The midterms are coming and it seems like everyone is focusing on voter turnout. I’ve seen some people even start a campaign on Twitter encouraging others to share their plans for voting. When I saw this, I said to myself “That’s easy. I’m going to vote in the morning to avoid the lines and I’m going to take the girls.” This has become somewhat of an unintentional tradition in my family. My parents live in the neighborhood and vote at the same precinct. In the last few years it has been a chance for the kids to sneak a few extra minutes with Memaw and Papaw.
This year, Memaw and Papaw will be out of town on Election Day, but it occurred to me that taking my daughters with me to vote may still be important. Voter turnout in Northern Kentucky has historically been low and some have theorized that this translates into real-world legislative consequences for the region. I believe that some changes in Kentucky, as in other states, are necessary to improve voter turnout, including increasing options for early voting. But I also think some of the work will have to come down to ordinary citizens. For me, part of that work means taking my daughters with me when I go to vote. Here are my reasons why:
- As a parent, I have found that–good or bad–my example means a lot. I struggled to get both of my girls to eat their vegetables as toddlers, but noticed that eventually they started snatching the carrots out of my salads. I got flu shots recently with both girls, making a point to demonstrate calm as I accepted my own first and letting the oldest go next after a reminder that her younger sister follows her lead. She took deep breaths and stayed calm. Remarkably, when the 2-year-old’s turn came, so did she. Acting as her sister and I had, it seemed as if it hadn’t even occurred to her that she should get upset. In short, you can say that things matter, but kids pick up on what you do. I want my kids to be voters when they grow up so I want them to see me vote.
- Voting may seem boring or like a disruption for adults but it is a unique and fun experience for young kids. They get to go to a new place and see new people. They get to ask all sorts of questions about the process. They get to help put the ballot in the machine. And, don’t forget, they get free stickers. My kids would do a lot of things for free stickers, including waiting in line for a few minutes.
- Voting with my kids is more fun for me. I cannot stand waiting in line. I just cannot stand it. Though I realize that my desire for higher voter turnout means longer lines, I still don’t like it.

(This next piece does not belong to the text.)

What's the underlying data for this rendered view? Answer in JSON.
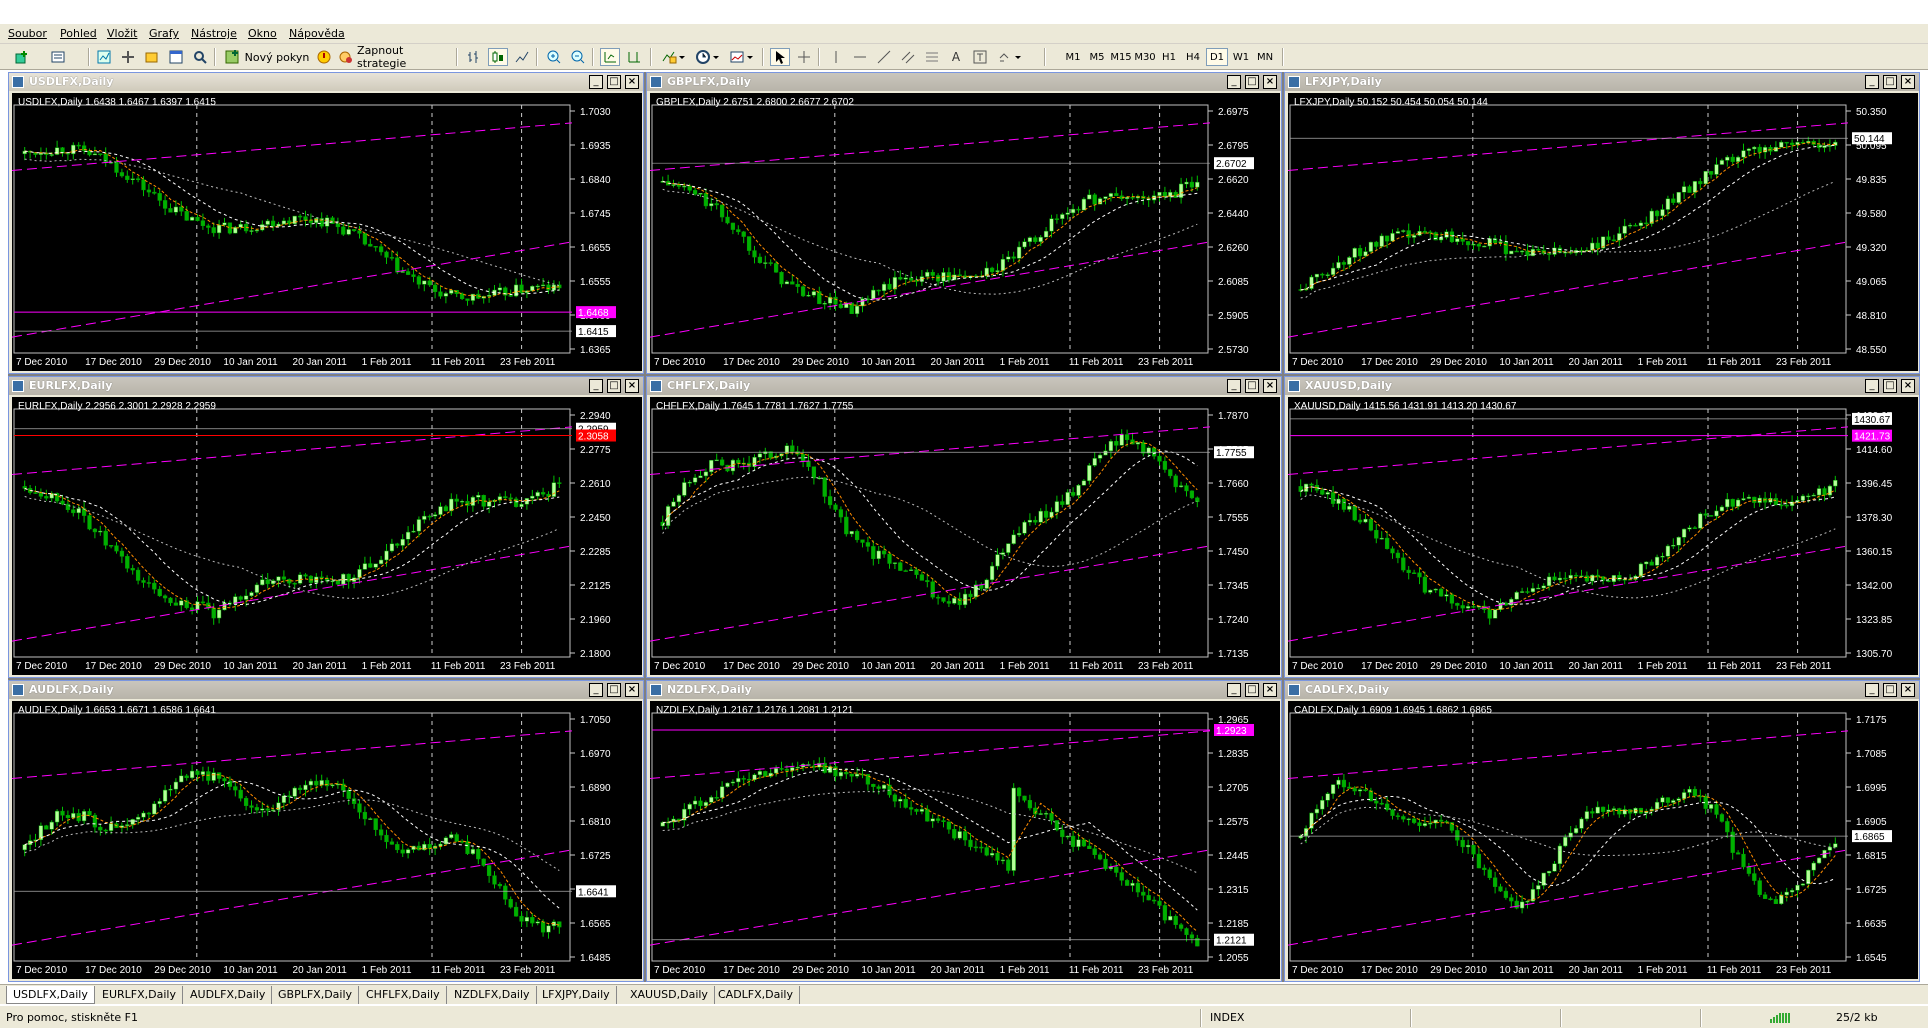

My kids help me keep me company, and they are goofballs who usually appear to amuse the other folks in line and the poll workers.
- School is out anyway (at least for my older child), so I might as well.
- Voting with my kids present helps me remember why I am voting in the first place. Let’s face it: sometimes the choices in elections aren’t great. Sometimes we don’t feel that great about our towns, our states, or our countries. In fact, there are good reasons why Americans might feel disillusioned with democracy in general. I like to take my girls with me to vote to remind myself that when I vote I am voting for them.
That’s my plan to vote on November 6th: I’m going in the morning and I’m taking my girls. What’s your plan to vote?